Our t-shirt are made by Pure Waste and printed in Finland
ECONYL® regenerated nylon and recycled polyester
Each year, approximately 8 million metric tons of plastic waste enters our oceans. This is not only a great threat to marine wildlife, but also to human health. If this continues, the oceans will contain more plastic than fish by 2050.*
Synthetic materials such as nylon and polyester can and should be recycled. The recycled fabrics for our Dark Matter pieces are made by Italian company Carvico, and the final fabrics are Oekotex-100 certified. The polyester used is made of 100% recycled polyester from pre and post consumer materials. The rest of the fabric is made with ECONYL® regenerated nylon which is recycled and recyclable nylon derived from pre and post industrial waste such as discarded fishing nets, carpet fluff, and cutting waste. Once they have reached the end of their useful life, instead of being disposed of in the landfill, they are recovered and regenerated to a new fibers and yarns.

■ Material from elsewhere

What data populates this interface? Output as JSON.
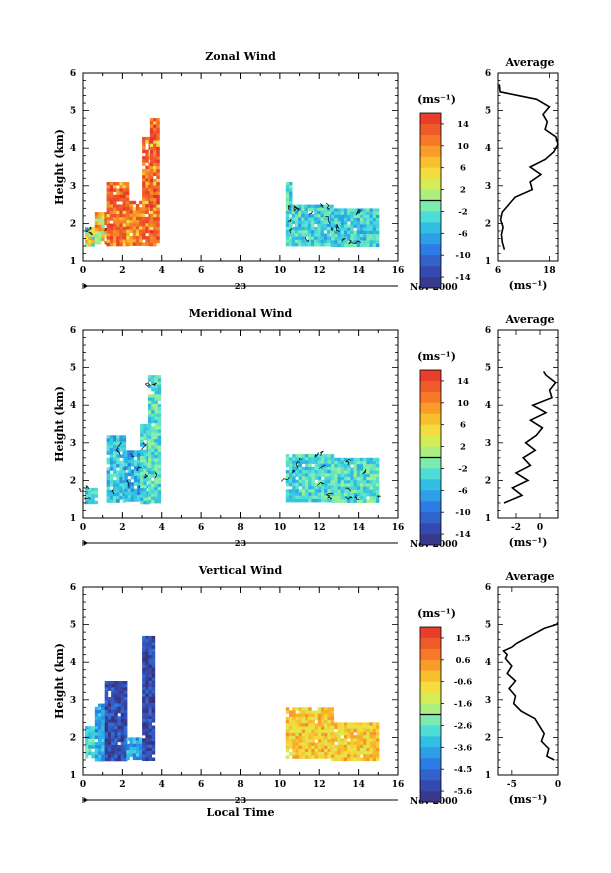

Dark Matter reversible Top & Bottom are made of Econyl and recycled polyester
Swimwear and leggings need to stretch, so this is a rare occasion in which we use fabrics that include elastane. The 22% of elastane used is Lycra® Xtra Life™. This fiber technology is designed to provide a long-lasting fit and resist degradation from chlorinated water, the heat and sunscreen lotions up to 10 times longer than unprotected fabrics. Remember to use ecological sunscreens that do not include any harmful chemicals or micro plastics!